In a cold sweat Bekesh awoke from this dream. He vigorously rubbed his swollen eyelids. He worshipped a God whom he had never once recalled in his life. He looked all around him. Utterly alone, he saw his walls still standing, calmed down a little and became settled.

In the morning, when Bekesh looked in the mirror to shave his thin beard, his face had turned into a piece of hide, stretched over his skull. Had it always been like this, or had the flesh on his cheeks and jaw thinned? This was how aliens were depicted: had he now turned into one too? Had his Kyrgyz heritage come to the fore now that he was ageing, and had every trace of his Tajik mother been lost? As he was shaving his wispy beard, recalling his dream the fear he had felt the night before, there was a knock at the door. Bekesh took a slightly dirty towel, wiped his face perfunctorily and went to answer it: a postman in a black gown stood at the threshold, holding a single-sheet telegram in his hand. ‘Sign for it,’ he said as he offered it to Bekesh. Bekesh signed for it, took the letter, and without saying even a word of farewell to this black shade, set off downstairs.

‘Your Uncle Baisal has died.
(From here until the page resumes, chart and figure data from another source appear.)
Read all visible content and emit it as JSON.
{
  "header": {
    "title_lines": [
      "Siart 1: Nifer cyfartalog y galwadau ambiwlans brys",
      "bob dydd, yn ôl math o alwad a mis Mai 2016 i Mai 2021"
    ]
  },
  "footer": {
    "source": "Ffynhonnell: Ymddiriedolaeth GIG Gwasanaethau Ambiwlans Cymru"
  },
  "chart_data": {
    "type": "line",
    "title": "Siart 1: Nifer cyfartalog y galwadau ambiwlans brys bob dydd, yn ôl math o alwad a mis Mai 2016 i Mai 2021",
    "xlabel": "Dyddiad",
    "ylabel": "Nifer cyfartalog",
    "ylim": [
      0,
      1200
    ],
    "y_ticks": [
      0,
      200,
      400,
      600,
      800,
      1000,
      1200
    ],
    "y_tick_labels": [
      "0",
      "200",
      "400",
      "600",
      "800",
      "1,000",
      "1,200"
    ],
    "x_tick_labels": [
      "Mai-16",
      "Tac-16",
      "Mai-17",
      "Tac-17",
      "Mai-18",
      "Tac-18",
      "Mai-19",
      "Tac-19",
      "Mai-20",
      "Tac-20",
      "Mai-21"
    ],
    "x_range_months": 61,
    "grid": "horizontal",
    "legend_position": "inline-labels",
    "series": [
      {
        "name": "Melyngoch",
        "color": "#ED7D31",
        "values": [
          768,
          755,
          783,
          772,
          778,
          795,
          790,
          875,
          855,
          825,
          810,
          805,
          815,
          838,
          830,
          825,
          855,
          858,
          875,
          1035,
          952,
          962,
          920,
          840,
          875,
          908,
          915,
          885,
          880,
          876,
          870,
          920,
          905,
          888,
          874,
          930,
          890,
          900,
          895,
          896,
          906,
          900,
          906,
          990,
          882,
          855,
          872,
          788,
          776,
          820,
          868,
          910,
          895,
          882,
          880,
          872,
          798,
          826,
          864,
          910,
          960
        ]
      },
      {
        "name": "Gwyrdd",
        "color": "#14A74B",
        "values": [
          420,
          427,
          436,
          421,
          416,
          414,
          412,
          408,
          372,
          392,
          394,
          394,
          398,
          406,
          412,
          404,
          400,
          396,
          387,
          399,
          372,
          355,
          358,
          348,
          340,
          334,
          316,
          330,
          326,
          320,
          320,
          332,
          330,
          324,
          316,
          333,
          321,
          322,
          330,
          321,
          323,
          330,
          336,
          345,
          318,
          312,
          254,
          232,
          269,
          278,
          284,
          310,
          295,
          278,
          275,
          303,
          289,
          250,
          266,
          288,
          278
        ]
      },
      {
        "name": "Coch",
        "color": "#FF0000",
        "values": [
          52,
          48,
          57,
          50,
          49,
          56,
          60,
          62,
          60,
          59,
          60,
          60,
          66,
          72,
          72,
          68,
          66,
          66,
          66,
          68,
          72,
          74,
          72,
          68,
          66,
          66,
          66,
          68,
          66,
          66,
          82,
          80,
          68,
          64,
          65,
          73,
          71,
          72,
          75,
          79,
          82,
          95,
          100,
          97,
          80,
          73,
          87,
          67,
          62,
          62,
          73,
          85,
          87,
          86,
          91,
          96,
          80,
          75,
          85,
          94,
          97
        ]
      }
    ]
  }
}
Come!’ read the telegram.

Staring through the door after the departing black crow, Bekesh shivered violently, stark naked but for his dirty towel, the flesh on his shoulders sticking to his bones.

That day, when he got to the local radio station where he worked, Bekesh asked for indefinite leave of absence. His boss was uncooperative initially. When he heard of the death of Baisal, the famous Manas reciter, he had his underlings run to the archives to search for dialogues recorded at one time by Bekesh himself. Only after these were recovered did he finally sign off on Bekesh’s request. Bekesh now took the opportunity to retrieve for himself copies of some conversations that had slipped his memory. Then he borrowed a small sum of money from his colleague Yashka, and went on his way.

It was a long time ago that Bekesh had arrived in this town, which was an intricate patchwork of ethnicities. After leaving the army, he had turned to his studies, and then this radio work. He was tethered to a stake here, as the Kyrgyz say, ‘Whomever my elder brother marries, she’s my sister-in-law.’ This place kept him on an even keel, it kept him calm. He’d licked its salt and grazed its grass. He was used to the people, he was recognised by the locals.

So now, as the snow fell, his loneliness hidden under the broad brim of his felt tricorne hat, and as he dashed off towards the bus stop together with the flow of the town’s anxious citizens, he heard on one side a joyful shout, ‘Hey-y-y, Bekesh, man!’, and on the other side, a question, ‘Is that you, Bekesh?’, and elsewhere ‘Hey there, did you see that?’, spoken by yet another voice from a truck passing as softly as if it was wearing felt boots, too.

But Bekesh’s mood was sombre. There’s no dawn for an old maid, as they say, and he remembered a village in the distant mountains: the very village where death had struck his uncle. In this snow, as thick as sawdust, would any bus be going to the mountains? It was just as well that he’d borrowed money from Yashka: if the bus didn’t come, he would simply stop a car or lorry and pay the driver.

Chekbel, the village where Bekesh was born and raised, was in the same Pamir ravine as Chong Alay, in the mountains that straddled the borders of two countries. Half of the villagers were  Kyrgyz, half Tajik. This division went right through Bekesh’s family. Those born on his father’s side of the family were pure Kyrgyz from Alay, whereas the relatives on his mother’s side were Pamiri Tajiks. Probably it was because of this split that, inclined to be neither Kyrgyz or Tajik in his village, Bekesh had gone to live in this town as an adult, a place so alien to him and so mercenary. True, Bekesh’s mother, the redhead Zarina, had died when he was a child, so Bekesh was more or less left in the care of his Granny and, after his father remarried, he had remained dependent on her. When his father passed away, he grew up under the supervision of his Uncle Baisal. So now, Bekesh, who had become a townsman, was in effect journeying through the snow to bury his father. Hadn’t the dream which came to him last night been about this? Or did his dream have some other meaning?

Translated from the Uzbek by Donald Rayfield.